JWST provides the first opportunity to detect gases in the atmospheres of M dwarf terrestrial planets and search for signs of life. Here we present simulations of the detectability of a comprehensive suite of biosignature gases that may have been present at different periods over Earth’s history. We used coupled 1-D climate-photochemical models to generate synthetic inhabited terrestrial planetary environments for TRAPPIST-1 d and e. These include cloudy and/or hazy Archean-Earth-like environments with either a dominant sulfur- or methane-producing biosphere, as well as clear and cloudy modern Earth-like environments with photosynthetic oxygen-producing biospheres. We generate simulated JWST transmission spectra, and use these to assess the likely detectability of different biosignatures with JWST. Our simulations confirm that biogenic oxygen, and its photosynthetic byproduct ozone, will likely be extremely difficult to detect.
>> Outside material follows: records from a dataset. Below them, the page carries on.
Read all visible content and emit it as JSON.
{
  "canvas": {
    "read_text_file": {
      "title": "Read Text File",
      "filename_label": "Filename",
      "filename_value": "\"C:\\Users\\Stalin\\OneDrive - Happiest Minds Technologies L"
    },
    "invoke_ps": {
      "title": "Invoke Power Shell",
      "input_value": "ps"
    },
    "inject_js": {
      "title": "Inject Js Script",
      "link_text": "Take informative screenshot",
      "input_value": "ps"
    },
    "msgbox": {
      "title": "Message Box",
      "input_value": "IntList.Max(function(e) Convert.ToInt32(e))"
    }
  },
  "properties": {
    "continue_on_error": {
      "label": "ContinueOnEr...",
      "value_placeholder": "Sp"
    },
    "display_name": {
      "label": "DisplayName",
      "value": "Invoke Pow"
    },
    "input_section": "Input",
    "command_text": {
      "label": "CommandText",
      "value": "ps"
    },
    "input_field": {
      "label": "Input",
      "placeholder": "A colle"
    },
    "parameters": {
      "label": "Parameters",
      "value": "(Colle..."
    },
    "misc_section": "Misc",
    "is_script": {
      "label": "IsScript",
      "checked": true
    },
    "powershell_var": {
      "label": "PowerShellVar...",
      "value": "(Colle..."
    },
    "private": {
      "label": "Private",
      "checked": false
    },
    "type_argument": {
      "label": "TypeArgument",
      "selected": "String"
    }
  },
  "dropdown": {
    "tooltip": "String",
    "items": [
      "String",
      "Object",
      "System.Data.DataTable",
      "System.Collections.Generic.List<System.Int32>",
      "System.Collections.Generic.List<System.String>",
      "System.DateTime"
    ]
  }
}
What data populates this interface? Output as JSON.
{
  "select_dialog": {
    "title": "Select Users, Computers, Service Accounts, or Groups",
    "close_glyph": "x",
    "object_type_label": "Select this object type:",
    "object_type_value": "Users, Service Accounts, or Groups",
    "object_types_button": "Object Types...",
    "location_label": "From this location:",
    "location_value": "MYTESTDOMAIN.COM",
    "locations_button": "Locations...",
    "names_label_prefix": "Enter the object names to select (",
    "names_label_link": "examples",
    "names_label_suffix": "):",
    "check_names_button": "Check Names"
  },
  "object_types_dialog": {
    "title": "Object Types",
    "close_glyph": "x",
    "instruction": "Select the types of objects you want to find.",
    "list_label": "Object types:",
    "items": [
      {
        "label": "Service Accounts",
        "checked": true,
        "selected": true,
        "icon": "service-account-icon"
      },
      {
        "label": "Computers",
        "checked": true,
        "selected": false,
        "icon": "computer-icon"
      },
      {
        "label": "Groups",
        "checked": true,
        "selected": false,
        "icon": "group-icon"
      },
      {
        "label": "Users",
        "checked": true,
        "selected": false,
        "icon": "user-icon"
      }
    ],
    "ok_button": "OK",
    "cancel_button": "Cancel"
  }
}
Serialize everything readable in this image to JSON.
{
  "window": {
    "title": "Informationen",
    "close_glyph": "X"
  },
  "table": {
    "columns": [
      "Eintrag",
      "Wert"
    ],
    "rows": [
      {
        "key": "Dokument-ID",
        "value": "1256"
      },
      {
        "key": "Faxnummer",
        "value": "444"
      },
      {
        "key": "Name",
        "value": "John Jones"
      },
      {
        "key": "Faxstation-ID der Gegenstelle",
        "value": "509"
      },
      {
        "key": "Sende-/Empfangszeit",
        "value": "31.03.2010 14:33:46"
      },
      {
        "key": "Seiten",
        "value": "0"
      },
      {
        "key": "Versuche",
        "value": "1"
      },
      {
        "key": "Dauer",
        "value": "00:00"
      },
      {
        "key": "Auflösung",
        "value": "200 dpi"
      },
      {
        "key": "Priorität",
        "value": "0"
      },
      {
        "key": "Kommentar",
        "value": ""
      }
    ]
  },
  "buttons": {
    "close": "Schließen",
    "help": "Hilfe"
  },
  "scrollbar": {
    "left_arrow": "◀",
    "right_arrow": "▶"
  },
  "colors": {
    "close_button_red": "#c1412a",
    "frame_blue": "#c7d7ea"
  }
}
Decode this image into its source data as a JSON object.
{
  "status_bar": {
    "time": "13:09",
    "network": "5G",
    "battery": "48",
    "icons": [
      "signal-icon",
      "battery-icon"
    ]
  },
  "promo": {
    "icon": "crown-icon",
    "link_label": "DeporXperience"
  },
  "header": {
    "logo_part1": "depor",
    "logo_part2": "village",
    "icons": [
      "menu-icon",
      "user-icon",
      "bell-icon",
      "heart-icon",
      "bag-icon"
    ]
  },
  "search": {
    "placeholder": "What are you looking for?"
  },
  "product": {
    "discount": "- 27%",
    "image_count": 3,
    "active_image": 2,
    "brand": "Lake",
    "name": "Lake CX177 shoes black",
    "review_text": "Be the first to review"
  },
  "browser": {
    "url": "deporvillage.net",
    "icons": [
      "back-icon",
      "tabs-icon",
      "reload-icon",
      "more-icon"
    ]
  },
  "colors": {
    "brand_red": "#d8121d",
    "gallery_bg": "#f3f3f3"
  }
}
We explored methyl chloride as an alternative indicator for a photosynthetic biosphere, but find that it will likely require significantly higher global surface fluxes than Earth’s to be detectable. The most promising biosignature is the methane and carbon dioxide disequilibrium pair, which we find to be potentially detectable in 10 transits for both the methanogen-dominated Archean-like environment and the modern photosynthetic-dominated biosphere, even in cloudy atmospheres. This persistent detectability over planetary history, and for both reducing and oxidizing atmospheres, is due in part to a combination of the star’s UV spectrum, and the presence of oxygen and ozone in the modern atmosphere. Both factors slow the production of radicals that would destroy methane. We also considered organic haze and methyl mercaptan as potential biosignatures for the Archean. Given that observing an oxygenic photosynthetic biosphere with JWST is unlikely, we conclude that the methanogenic biosphere revealed by the combination of outgassed carbon dioxide and biologically generated methane may be the most persistently detectable biosphere for an Earth-like planet orbiting an M dwarf. This work was performed by the Virtual Planetary Laboratory Team, under NASA Grant No. 80NSSC19K0829.